「黒丸」は、昔では到底つくれなかった焼酎だと思います。昭和50年代の焼酎ブームで、芋焼酎が注目されますが、においが嫌われ、すぐに見向きもされなくなりました。その原因は、芋の鮮度にありました。当時は傷んだ芋でも削って使っていたので、芋自体に成分が残っているわけです。それが、臭みの原因でした。これではいけないと、農家から集荷業者も含めて意識を変えようと働きかけ、芋を掘る量や管理を徹底しました。今では掘った翌日には仕入れ、その日のうちに仕込んで在庫は持たない。

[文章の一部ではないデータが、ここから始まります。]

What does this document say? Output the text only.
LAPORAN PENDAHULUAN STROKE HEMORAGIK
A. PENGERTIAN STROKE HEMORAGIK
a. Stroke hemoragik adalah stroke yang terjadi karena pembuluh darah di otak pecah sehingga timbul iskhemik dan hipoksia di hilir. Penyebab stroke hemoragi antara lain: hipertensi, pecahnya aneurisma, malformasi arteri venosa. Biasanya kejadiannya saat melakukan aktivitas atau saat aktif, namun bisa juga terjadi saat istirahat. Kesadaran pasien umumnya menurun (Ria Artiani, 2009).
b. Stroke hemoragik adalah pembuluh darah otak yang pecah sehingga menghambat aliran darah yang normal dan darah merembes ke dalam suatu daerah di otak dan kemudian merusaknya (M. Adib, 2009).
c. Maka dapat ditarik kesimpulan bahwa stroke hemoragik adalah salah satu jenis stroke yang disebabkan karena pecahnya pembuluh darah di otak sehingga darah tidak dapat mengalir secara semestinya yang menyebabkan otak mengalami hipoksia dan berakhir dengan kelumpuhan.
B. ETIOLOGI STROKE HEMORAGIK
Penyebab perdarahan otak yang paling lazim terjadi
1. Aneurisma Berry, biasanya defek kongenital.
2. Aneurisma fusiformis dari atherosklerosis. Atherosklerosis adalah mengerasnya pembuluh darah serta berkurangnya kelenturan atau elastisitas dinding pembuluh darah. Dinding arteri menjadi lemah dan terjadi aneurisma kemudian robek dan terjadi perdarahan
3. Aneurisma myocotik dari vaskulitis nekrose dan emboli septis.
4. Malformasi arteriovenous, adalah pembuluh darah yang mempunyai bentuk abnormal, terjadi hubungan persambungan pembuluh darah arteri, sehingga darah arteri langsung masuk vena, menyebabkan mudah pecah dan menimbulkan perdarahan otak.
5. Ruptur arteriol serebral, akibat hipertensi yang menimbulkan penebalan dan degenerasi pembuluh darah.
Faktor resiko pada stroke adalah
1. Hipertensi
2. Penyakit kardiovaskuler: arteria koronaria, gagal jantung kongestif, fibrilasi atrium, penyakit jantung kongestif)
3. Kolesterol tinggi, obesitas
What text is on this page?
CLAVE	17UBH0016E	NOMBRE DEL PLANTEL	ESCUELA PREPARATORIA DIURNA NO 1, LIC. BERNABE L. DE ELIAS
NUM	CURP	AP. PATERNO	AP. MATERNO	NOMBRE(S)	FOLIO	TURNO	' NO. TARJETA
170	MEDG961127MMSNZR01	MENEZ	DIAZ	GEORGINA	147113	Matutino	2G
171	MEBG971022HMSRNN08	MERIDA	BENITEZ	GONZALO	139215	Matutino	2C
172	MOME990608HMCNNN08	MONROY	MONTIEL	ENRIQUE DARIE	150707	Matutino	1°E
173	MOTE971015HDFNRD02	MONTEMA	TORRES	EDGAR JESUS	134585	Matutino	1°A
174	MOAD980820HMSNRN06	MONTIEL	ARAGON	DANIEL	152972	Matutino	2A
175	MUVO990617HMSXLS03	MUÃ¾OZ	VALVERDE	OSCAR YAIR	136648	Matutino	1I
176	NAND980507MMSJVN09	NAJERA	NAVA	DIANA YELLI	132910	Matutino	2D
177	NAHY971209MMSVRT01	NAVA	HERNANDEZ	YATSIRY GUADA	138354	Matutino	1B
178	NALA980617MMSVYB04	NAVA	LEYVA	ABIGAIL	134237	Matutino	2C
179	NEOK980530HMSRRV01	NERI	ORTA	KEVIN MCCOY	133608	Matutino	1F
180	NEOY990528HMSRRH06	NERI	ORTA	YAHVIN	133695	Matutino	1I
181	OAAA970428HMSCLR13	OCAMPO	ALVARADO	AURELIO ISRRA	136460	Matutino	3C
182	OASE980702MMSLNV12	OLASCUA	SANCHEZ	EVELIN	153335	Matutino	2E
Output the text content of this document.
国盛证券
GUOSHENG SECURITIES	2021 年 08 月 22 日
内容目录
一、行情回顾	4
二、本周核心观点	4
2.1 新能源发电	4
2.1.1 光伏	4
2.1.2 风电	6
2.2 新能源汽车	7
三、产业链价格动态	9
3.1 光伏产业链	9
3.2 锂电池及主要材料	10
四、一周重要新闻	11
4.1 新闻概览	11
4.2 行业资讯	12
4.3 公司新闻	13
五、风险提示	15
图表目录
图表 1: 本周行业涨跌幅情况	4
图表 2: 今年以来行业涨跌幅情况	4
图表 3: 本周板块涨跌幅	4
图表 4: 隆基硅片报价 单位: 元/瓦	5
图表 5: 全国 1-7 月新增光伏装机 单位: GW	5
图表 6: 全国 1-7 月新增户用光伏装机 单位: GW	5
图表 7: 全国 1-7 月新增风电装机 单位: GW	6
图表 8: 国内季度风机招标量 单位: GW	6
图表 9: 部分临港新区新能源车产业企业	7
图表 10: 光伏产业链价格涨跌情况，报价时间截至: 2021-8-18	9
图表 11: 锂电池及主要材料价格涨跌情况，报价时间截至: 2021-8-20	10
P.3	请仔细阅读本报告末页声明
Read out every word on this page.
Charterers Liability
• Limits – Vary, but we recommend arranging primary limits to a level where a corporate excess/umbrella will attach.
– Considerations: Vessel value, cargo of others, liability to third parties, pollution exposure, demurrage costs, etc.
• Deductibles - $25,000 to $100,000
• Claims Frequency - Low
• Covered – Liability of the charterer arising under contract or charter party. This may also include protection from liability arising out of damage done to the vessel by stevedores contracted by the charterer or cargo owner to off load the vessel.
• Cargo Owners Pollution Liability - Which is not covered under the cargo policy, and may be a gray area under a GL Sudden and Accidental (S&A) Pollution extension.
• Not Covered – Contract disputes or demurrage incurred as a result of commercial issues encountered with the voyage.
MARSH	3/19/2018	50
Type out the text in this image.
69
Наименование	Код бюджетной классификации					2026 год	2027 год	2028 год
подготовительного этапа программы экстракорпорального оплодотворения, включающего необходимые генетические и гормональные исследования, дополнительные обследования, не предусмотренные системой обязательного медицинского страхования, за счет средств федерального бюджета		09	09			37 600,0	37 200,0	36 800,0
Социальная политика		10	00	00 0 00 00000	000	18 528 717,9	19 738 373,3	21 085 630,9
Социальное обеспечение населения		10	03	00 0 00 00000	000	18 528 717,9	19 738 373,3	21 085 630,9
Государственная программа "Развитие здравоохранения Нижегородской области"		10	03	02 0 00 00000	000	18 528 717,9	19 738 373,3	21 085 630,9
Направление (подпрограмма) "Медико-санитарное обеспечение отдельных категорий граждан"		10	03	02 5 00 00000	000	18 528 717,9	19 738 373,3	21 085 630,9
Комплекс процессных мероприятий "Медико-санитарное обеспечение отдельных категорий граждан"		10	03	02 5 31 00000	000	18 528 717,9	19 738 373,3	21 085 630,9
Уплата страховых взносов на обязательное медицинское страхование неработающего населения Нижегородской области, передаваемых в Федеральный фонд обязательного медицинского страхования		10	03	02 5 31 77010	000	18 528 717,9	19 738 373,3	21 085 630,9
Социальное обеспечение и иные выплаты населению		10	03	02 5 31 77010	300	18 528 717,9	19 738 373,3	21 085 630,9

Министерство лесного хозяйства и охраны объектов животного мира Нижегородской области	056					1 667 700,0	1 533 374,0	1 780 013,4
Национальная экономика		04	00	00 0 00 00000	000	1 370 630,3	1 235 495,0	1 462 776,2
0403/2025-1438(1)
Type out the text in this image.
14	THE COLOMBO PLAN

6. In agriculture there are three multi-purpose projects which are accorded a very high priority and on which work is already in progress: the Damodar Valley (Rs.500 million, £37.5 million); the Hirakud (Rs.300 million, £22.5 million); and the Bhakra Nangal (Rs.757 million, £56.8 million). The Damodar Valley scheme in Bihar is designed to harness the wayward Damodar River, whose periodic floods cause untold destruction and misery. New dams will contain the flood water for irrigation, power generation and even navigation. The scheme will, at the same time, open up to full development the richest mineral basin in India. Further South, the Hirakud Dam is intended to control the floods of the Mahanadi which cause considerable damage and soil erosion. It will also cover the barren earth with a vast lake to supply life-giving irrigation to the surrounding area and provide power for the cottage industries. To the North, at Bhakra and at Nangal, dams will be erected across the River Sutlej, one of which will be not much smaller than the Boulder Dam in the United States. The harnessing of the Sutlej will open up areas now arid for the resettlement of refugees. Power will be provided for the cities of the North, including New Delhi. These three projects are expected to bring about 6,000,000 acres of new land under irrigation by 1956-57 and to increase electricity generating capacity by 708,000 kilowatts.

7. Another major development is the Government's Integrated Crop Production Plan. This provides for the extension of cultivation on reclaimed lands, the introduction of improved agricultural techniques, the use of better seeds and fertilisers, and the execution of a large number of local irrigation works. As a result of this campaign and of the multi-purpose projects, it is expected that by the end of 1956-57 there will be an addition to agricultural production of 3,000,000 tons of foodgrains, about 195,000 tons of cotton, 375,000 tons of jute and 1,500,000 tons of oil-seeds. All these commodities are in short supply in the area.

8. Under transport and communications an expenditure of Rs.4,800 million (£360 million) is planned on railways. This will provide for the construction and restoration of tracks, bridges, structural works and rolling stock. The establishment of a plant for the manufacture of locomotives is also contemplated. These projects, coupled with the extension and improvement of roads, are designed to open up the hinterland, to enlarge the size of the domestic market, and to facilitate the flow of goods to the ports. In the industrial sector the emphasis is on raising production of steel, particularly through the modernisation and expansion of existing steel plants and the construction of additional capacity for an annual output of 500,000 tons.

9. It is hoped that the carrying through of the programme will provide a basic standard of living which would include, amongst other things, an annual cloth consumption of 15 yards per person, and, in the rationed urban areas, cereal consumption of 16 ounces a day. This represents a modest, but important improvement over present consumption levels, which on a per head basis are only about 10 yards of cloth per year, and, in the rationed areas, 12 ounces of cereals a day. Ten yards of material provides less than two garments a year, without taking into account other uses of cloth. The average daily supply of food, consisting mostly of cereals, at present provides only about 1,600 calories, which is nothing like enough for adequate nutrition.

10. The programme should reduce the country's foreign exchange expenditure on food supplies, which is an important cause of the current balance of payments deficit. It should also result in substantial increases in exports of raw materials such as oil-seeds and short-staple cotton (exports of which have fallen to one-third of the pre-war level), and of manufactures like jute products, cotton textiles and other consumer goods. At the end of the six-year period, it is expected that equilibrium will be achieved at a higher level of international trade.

二十年かかって改善して、ようやく芋本来の香りが楽しめる焼酎ができるようになりました。
このような経緯もあり、芋を仕入れる農家は完全に契約制です。ちょっとでも質が悪ければ返品します。「黒丸」の原料には黄金千貫という品種を100%使っています。他にもいろいろな品種がありますが、黄金千貫は芋らしい風味があり、しっかりとした味わいもある。それが主張し過ぎることなく、食事の邪魔をしない。考え合わせると、サントリーと新たに開発する焼酎の芋は、黄金千貫以外考えられませんでした。なかでも、おいしいといわれる300グラム~400グラム程度の中ぐらいの芋を中心に、一本一本、人の手で傷みがないかを選別して、それを原料として使っています。
焼酎づくりでいうと、もろみをつくる麹も大切な要素です。もととなる米は、国産米を使用しています。タイ米でつくる蔵元さんも多いようですが、やはり国産米だとおいしくなるわけです。芋5に対して麹1の使用量なので影響は出にくいといえますが、確かに風味の違いが生まれます。それと外国産は作り手の顔が見えないので、安全と安心を考えると、国産米になります。水も安全に使える上水を使っています。もともとこの辺りの水は、消臭や調湿作用があるといわれているシラス台地で天然濾過された水です。だから、上水でも、安心な上においしいわけですね。
今回、新たな試みとしてサントリーとのコラボレーションで「黒丸」をつくりましたが、今までの芋焼酎とはまったく違うものができたと感じています。私たちは、どうしても芋焼酎は「こうである」という思いがあって、カタチができあがっています。そこに、サントリーの視野の広さ、独自の視点が加わることで、とてもいいカタチで新しい芋焼酎を生むことができました。中味もさることながらボトルのデザインも都会的で、これまでなかった新しさがあります。もちろん、大変なこともありましたが、いざ「黒丸」ができてみると、つくり手としても、やった甲斐があるなと、つくづく思います。